I give this five out of five bookworms!
Written by Ellen Fischer
Illustrated by Laura Wood
32 pages (Hardcover) – ages 5+
Published by Mighty Media Kids on August 11, 2015
Synopsis- If an elephant went to school, what would she learn? Why, she most certainly wouldn’t learn the ABC’s! She’d learn how to use her trunk as a multi-tool! What about an owl? What would he learn? And a zebra? What about him? And, most importantly, what would YOU learn, if you went to school?
What I Thought- This is a really cute picture book! I like that it teaches kids about what animals would learn to live a nice life for them. It’s funny how it shows the animal in question first in a school environment with other animals doing “normal” things, and then in their natural habitat. I also like how the reader learns synonyms for “no way” throughout the book. Ms. Wood’s illustrations are funny, and you seem to catch the enthusiasm that her drawings embody. They go great with Ms. Fischer’s writing style, which is of a nice, “imagine that!” kind of attitude. I love the scenarios the animals find themselves in, and the very last pages are totally awesome!
By Rob Biddulph
40 pages (Hardcover) – ages 4+
Published by HarperCollins on January 20, 2015
Synopsis- Penguin Blue has got a new kite, and he’s excited to try it out. There’s just one problem – the wind is too strong! Not only does Blue get blown away, but also his well-meaning friends! What can a penguin do?

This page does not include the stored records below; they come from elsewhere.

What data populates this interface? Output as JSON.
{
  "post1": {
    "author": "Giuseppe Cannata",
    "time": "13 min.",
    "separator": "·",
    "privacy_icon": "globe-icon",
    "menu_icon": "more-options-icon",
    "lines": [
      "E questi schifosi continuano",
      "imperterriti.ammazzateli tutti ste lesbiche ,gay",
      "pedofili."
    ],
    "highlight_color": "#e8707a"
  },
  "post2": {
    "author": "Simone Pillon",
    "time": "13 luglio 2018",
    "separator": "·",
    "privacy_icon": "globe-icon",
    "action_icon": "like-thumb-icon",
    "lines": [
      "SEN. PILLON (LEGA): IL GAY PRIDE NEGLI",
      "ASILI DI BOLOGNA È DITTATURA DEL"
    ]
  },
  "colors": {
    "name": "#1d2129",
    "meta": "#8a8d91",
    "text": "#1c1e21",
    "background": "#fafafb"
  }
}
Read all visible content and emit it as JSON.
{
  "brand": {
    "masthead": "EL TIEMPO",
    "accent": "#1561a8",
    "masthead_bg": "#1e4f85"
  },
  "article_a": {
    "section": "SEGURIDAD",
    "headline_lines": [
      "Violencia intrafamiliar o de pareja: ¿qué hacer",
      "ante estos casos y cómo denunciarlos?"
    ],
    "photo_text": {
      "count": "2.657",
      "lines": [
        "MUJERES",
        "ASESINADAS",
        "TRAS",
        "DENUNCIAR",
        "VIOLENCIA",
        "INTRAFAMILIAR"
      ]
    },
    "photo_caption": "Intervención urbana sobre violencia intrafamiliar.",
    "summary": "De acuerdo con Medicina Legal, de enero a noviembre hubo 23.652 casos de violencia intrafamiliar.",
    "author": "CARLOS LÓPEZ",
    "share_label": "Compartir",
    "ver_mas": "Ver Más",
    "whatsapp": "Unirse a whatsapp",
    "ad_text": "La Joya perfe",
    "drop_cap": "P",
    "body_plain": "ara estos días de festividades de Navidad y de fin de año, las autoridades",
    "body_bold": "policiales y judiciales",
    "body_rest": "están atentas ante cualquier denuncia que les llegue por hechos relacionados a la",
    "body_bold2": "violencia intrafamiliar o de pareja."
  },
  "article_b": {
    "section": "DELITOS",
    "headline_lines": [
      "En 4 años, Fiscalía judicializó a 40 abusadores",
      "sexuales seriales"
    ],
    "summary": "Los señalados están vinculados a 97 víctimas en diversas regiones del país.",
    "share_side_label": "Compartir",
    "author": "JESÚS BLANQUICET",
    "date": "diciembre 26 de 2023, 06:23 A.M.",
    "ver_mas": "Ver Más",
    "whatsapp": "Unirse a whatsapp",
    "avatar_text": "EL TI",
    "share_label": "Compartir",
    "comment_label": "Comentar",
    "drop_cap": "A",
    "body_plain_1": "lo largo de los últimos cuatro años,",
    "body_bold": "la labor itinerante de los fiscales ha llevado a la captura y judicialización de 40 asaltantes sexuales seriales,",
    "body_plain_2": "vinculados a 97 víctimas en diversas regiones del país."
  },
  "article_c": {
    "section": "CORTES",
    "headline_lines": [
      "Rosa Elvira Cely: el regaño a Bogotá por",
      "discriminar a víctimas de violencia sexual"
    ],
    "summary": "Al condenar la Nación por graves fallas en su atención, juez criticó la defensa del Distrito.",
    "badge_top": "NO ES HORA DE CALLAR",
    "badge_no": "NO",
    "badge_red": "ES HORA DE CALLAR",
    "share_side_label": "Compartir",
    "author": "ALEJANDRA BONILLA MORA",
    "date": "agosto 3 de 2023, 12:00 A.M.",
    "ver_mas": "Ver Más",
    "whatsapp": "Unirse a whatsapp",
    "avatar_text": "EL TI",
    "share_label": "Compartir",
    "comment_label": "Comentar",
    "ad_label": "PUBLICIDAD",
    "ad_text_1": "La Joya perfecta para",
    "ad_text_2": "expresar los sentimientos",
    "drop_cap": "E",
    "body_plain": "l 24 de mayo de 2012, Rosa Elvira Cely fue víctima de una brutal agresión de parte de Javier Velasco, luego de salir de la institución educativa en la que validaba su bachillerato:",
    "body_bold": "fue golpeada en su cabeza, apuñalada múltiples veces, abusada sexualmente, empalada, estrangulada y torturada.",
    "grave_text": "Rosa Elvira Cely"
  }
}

What I Thought- This was a cute picture book. I really like how there is an unrealistic touch to it, that can be humorously explained. The illustrations are really well-done, and add a lot of humor to the story. They are simple, but have just the right amount of detail in them. The story is told in a nice, playful rhyme. I think that this would make a great bedtime book, as well as a great sunny day book, rainy day book, and after-after-school-snack book, to name a few! I highly recommend this book!